Hearing the voice of the deinstitutionalized

Adam Vaughan, Simon Fraser University

Symposium on Dispute Resolution, Restorative and Therapeutic Practices,

University of Alaska Fairbanks (March, 2011)

To combat the quarantining of mentally ill persons into mental hospitals in the mid-1970s, health care systems around the world began to shift treatment of the mentally ill from “long-term psychiatric hospitals to more independent living environments” (Krieg, 2001: 367). Lamb and Bachrach (2001) indicate that deinstitutionalization comprises of three procedural processes: the release of mentally ill individuals from psychiatric hospitals to alternative placement in the community, the diversion of new admissions to alternative facilities, and the development of special services for the non-institutionalized mentally ill. During this movement considerable changes were made to mental health legislation (e.g., stricter civil commitment laws), however, these policies have not accommodated the needs of the mentally ill following their release into the community. As a result, other facets of society, such as police officers have absorbed the role of the outpatient mental health system where they work as “street corner psychiatrists” (Teplin & Pruett, 1992).

These interactions are not rare occurrences with some estimates suggesting that 89 percent of police officers encounter an individual suffering from mental illness (LaGrange, 2003), and that 7.2 percent of all calls for police service involve persons with mental illness (Ruiz & Miller, 2004). The amount of mental illness in jails or prisons vary, with some suggesting anywhere between 6-15 percent of persons in jail have a severe mental illness (Cooper et al., 2004).

The deinstitutionalization movement was a human rights violation and a suitable response to such injustices could be through a truth commission. Truth commissions are an effective method for unearthing victimization as they provide a setting for participants to tell their stories, and have them officially documented which can be empowering and therapeutic for participants (Quinn, 2010). The voices of deinstitutionalized patients need to be documented and disseminated to the citizenry. Unfortunately, in the public sphere the mentally ill are often perceived as throwaways operating under a limited degree of rationality. Mental illness is highly stigmatized in society and a truth commission has the potential to promote both individual and societal reconciliation.

Although the deinstitutionalized movement was implemented to counter the effects of hospitalization, the direct impact on the mentally ill is unclear. A country such as Canada is well positioned to conduct this project as it is currently conducting another truth and reconciliation commission detrimental effects of church-run residential schools on Aboriginal peoples. However, any state which has deinstitutionalized the mentally should also consider the utility of the proposed social exercise.

References

Cooper, V. G., McLearen, A. M. & Zapf, P. A. (2004). Dispositional decisions with the mentally ill: Police perceptions and characteristics. Police Quarterly, 7, 295-310

Krieg, R. G. (2001). An interdisciplinary look at the deinstitutionalization of the mentally ill. The Social Science Journal, 38, 367-380.

Lamb, H. R. & Bachrach, L. L. (2001). Some perspectives on deinstitutionalization. Psychiatric Services, 52, 1039-1045.

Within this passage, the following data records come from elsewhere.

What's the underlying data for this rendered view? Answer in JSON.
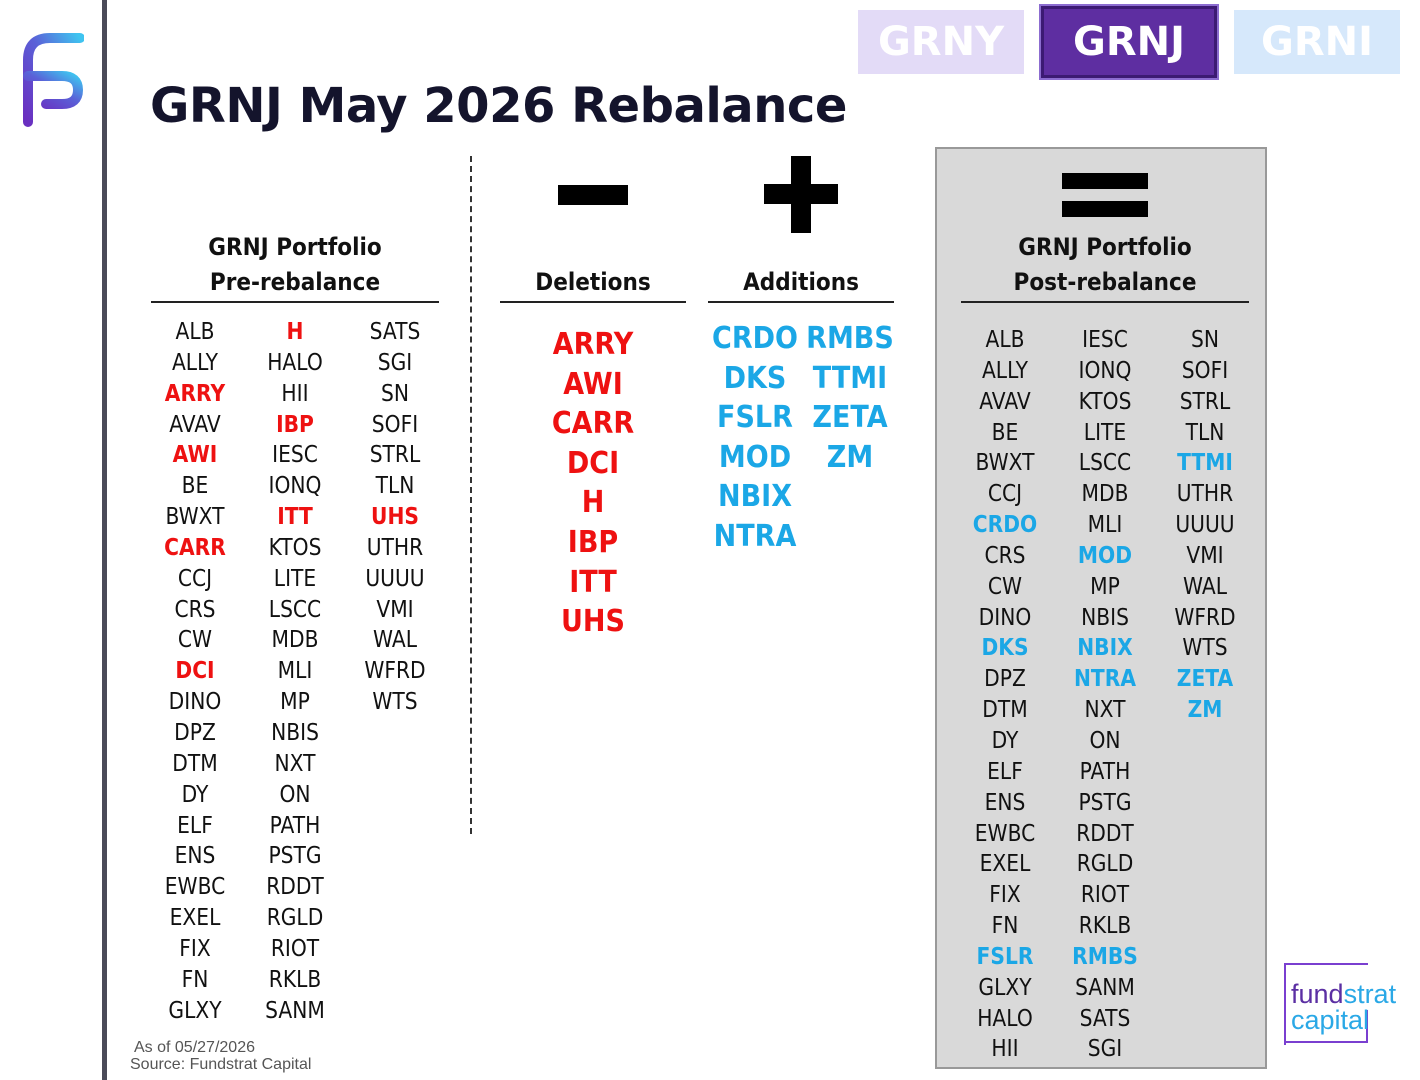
{
  "tabs": [
    {
      "label": "GRNY",
      "color": "#e3dbf7",
      "active": false
    },
    {
      "label": "GRNJ",
      "color": "#5e2ea1",
      "active": true
    },
    {
      "label": "GRNI",
      "color": "#d6e8fb",
      "active": false
    }
  ],
  "title": "GRNJ May 2026 Rebalance",
  "pre": {
    "heading_line1": "GRNJ Portfolio",
    "heading_line2": "Pre-rebalance",
    "col1": [
      "ALB",
      "ALLY",
      "ARRY",
      "AVAV",
      "AWI",
      "BE",
      "BWXT",
      "CARR",
      "CCJ",
      "CRS",
      "CW",
      "DCI",
      "DINO",
      "DPZ",
      "DTM",
      "DY",
      "ELF",
      "ENS",
      "EWBC",
      "EXEL",
      "FIX",
      "FN",
      "GLXY"
    ],
    "col2": [
      "H",
      "HALO",
      "HII",
      "IBP",
      "IESC",
      "IONQ",
      "ITT",
      "KTOS",
      "LITE",
      "LSCC",
      "MDB",
      "MLI",
      "MP",
      "NBIS",
      "NXT",
      "ON",
      "PATH",
      "PSTG",
      "RDDT",
      "RGLD",
      "RIOT",
      "RKLB",
      "SANM"
    ],
    "col3": [
      "SATS",
      "SGI",
      "SN",
      "SOFI",
      "STRL",
      "TLN",
      "UHS",
      "UTHR",
      "UUUU",
      "VMI",
      "WAL",
      "WFRD",
      "WTS"
    ]
  },
  "deletions": {
    "heading": "Deletions",
    "symbol": "minus-icon",
    "tickers": [
      "ARRY",
      "AWI",
      "CARR",
      "DCI",
      "H",
      "IBP",
      "ITT",
      "UHS"
    ],
    "color": "#ee1111"
  },
  "additions": {
    "heading": "Additions",
    "symbol": "plus-icon",
    "col1": [
      "CRDO",
      "DKS",
      "FSLR",
      "MOD",
      "NBIX",
      "NTRA"
    ],
    "col2": [
      "RMBS",
      "TTMI",
      "ZETA",
      "ZM"
    ],
    "color": "#1ba7e6"
  },
  "post": {
    "heading_line1": "GRNJ Portfolio",
    "heading_line2": "Post-rebalance",
    "symbol": "equals-icon",
    "col1": [
      "ALB",
      "ALLY",
      "AVAV",
      "BE",
      "BWXT",
      "CCJ",
      "CRDO",
      "CRS",
      "CW",
      "DINO",
      "DKS",
      "DPZ",
      "DTM",
      "DY",
      "ELF",
      "ENS",
      "EWBC",
      "EXEL",
      "FIX",
      "FN",
      "FSLR",
      "GLXY",
      "HALO",
      "HII"
    ],
    "col2": [
      "IESC",
      "IONQ",
      "KTOS",
      "LITE",
      "LSCC",
      "MDB",
      "MLI",
      "MOD",
      "MP",
      "NBIS",
      "NBIX",
      "NTRA",
      "NXT",
      "ON",
      "PATH",
      "PSTG",
      "RDDT",
      "RGLD",
      "RIOT",
      "RKLB",
      "RMBS",
      "SANM",
      "SATS",
      "SGI"
    ],
    "col3": [
      "SN",
      "SOFI",
      "STRL",
      "TLN",
      "TTMI",
      "UTHR",
      "UUUU",
      "VMI",
      "WAL",
      "WFRD",
      "WTS",
      "ZETA",
      "ZM"
    ]
  },
  "footnote": {
    "as_of": "As of 05/27/2026",
    "source": "Source: Fundstrat Capital"
  },
  "brand": {
    "logo_icon": "fundstrat-f-logo-icon",
    "word1a": "fund",
    "word1b": "strat",
    "word2": "capital"
  }
}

Quinn, J. R. (2010). The Politics of Acknowledgement: Truth Commissions in Uganda and Haiti. Vancouver, BC: UBC Press.

Ruiz, J. & Miller, C. (2004). An exploratory study of Pennsylvania police officers' perceptions of dangerousness and their ability to manage persons with mental illness. Police Quarterly, 7(3), 359-371.

Teplin, L. A. & Pruett, N. S. (1992). Police as street corner psychiatrists: Managing the mentally ill. International Journal of Law and Psychiatry, 15, 139-156.